Cool a lot of people are wrong.
There's a reason Putin wanted NATO out of Eastern Europe but wasn't willing ti guarantee Ukraine's sovereignty
Because the only aspect in which specifically in Eastern Europe NATO has impact is that trying to annex one of the NATO nations there is an act of World War
There's a reason Finland is now more interested in NATO
Weird to just be dismissive of a discussion that has been going on for decades.
Especially given the subject at hand is...a state having legitimate security concerns? Come on. Russia has a pretty robust history of being invaded, it hasn't had the most warm relationship with a whole host of powerful Western countries, NATO is more or less an anti-Russian military alliance.

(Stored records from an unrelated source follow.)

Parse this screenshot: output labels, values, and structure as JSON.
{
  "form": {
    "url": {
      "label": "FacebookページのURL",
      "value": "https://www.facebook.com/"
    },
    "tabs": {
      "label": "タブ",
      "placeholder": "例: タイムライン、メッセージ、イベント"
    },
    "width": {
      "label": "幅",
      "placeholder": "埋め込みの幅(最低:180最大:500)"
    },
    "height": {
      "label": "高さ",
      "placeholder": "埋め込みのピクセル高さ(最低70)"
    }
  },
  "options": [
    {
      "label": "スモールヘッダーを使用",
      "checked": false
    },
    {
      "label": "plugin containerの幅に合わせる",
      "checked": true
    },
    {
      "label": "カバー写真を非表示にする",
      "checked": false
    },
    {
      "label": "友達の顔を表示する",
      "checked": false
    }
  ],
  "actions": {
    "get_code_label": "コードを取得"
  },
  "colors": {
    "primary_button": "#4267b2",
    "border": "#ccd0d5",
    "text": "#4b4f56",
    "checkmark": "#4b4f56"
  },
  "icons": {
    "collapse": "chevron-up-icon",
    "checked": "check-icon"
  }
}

Forget Putin, forget Ukraine, just take a glance at the broader sweep of history through Russia's eyes.
Check out this fascinating piece written in 1997:
NATO: Expansion Critics Write To Clinton
Two senators of Clinton's own Democratic party -- Tom Harkin (D-Iowa) and Paul Wellstone (D-Minnesota) -- sent a letter to Clinton this week, requesting "comprehensive responses" to more than two pages of questions they raise about the enlargement process.
Another letter was sent to the White House Thursday by more than 40 former senior officials, ambassadors and government experts, asking Clinton to halt the expansion effort.

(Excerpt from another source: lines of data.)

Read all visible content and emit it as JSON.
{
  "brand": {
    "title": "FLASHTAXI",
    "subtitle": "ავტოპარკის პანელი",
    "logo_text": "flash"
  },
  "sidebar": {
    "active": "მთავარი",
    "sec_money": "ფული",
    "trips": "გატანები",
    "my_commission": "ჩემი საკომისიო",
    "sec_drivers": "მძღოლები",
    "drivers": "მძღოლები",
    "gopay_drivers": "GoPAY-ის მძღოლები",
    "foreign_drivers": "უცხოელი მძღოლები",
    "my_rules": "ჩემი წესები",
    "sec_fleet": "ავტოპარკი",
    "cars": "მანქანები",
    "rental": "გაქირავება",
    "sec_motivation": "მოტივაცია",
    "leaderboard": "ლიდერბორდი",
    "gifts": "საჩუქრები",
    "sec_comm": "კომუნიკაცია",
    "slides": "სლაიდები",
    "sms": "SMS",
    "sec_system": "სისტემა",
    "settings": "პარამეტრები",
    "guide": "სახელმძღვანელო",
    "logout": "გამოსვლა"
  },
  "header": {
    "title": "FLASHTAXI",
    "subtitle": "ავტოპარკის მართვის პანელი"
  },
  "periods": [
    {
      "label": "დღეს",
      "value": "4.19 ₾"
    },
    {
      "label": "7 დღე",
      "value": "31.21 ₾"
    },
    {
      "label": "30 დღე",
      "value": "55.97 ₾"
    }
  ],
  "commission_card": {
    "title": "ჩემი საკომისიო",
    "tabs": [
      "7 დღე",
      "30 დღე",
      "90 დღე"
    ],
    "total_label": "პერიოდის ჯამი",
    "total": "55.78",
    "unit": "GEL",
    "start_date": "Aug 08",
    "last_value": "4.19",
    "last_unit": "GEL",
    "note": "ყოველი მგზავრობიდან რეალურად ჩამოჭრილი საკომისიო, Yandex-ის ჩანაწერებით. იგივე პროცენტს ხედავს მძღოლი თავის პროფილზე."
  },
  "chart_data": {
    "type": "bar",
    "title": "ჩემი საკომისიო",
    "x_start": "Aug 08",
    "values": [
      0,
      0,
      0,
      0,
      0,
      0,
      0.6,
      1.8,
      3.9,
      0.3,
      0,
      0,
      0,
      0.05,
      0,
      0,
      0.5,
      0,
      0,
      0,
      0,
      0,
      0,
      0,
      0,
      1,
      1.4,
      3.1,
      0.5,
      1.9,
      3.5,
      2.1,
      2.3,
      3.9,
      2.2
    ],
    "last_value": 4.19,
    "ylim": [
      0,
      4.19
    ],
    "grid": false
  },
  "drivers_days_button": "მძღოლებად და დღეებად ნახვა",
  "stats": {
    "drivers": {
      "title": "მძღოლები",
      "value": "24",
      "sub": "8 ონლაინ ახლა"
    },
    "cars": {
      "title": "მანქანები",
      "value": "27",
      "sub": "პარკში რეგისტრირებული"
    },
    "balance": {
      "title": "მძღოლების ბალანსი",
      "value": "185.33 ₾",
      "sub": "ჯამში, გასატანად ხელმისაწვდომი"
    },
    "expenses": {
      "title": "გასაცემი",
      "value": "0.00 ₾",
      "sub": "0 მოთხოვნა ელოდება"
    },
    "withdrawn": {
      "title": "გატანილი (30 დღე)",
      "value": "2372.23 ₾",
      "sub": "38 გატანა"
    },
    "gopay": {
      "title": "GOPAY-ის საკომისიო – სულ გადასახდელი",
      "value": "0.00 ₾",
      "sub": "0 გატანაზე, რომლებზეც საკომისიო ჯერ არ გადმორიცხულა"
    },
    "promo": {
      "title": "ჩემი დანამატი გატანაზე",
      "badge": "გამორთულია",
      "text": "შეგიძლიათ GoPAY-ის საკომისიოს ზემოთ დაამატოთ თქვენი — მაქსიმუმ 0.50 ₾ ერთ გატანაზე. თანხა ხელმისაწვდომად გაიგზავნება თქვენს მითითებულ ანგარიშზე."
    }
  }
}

They called it "a policy error of historic proportions" and urged Clinton to explore other options for European security through the European Union, arms control, and NATO's Partnership for Peace program.
. . .
Harkin and Wellstone said in their letter they are not sure that expanding the alliance to Central Europe is a wise or feasible policy and listed a host of concerns about costs, the impact on Russia, the scope of enlargement and the future mission of the new alliance, as well as America's obligations.
. . .
They too asked about the new NATO's mission and "how far into Central and Eastern Europe will the expanded NATO finally reach and how will this affect nations in the region which are not admitted into the alliance?"
Signers of the second letter predicted a dark and dire outcome to these and other aspects of NATO enlargement, saying it will draw "a new line of division in Europe between the ins and the outs of a new NATO, foster instability" and diminish the security of those left out.
. . .
Matlock said the biggest current threat is not a risk of Russian aggression but the risk posed by Russian nuclear weapons. He made the familiar argument that NATO expansion has hardened Russian resistance to disarmament and will delay negotiation and implementation of critical arms control agreements.
Let me emphasize a few of those lines: "the impact on Russia," "diminish the security of those left out," "hardened Russian resistance to disarmament."
Even if you disagree, you should be willing to at least
entertain the possibility that Russia views NATO expansion as a security issue. Seriously.
Nope. A book was released in 1997 foundation of geopolitics and written in the years prior before NATO expansion occurred. The author of this book leads a party in Russia that has Putin's ear. This author also lead the annexation of Crimea initiative and played a part in this war for the donbas. Oh, that book it mentioned annexation of ukraine and genocide against the ukrainians
No, it was never about security concerns. It's about Russia's place as a world power.
Interesting that someone wrote a book, but I'm not sure what this post is even arguing against. Russia was an imperialistic power before even Oprah's Book Club was a thing - that's not a revelation. It still has very real security concerns.
Ok, to be clear, I'm not the one bringing moral equivalence into this -- I'm criticizing that very notion -- it's the twitter thread that started this whole convo that is invoking that. It was Scahill's position that the west has no moral high ground re: Russia's invasion of Ukraine because of NATO bombings in Serbia. That, to me, is stupid! A military response to a then-ongoing genocide (which he, again, makes no mention of) is not comparable, morally or otherwise, to Russia's campaign in Ukraine imo. Even if he had picked a more damning example of western military intervention -- like, say, the war in Iraq! -- I would say that's a better piece of evidence, but would still disagree with the core argument. Wrongdoing in the past, even the very recent past, does not mean you are never in the right ever going forward. The idea that NATO cannot claim any moral high ground here is ridiculous to me.
Your whole framing here is...very, very specific. Conflating being right with having moral standing, approaching moral standing as something that changes from situation to situation as opposed to something that is earned over time, hyperfixating on this whole moral standing thing in the first place when that isn't required at all to understand Scahill's argument. For whatever reason refusing to see why it's directly relevant to bring up NATO's bombings in Serbia (note: not because it's the worst thing NATO/the West's ever done, obviously, come on), and in the meantime, also refusing to wrestle with the actual actions that are being put into the unlawful/straight up war crimes category.
Let me emphasize that point about hyperfixating on the moral standing issue: vis a vis Russia's invasion of Ukraine, the West is
right. The driving argument Scahill's making isn't that the West can't be right, nor even that it and Russia are in precisely morally equivalent positions, but that the sins which have robbed NATO of moral force have had consequences and are relevant to today.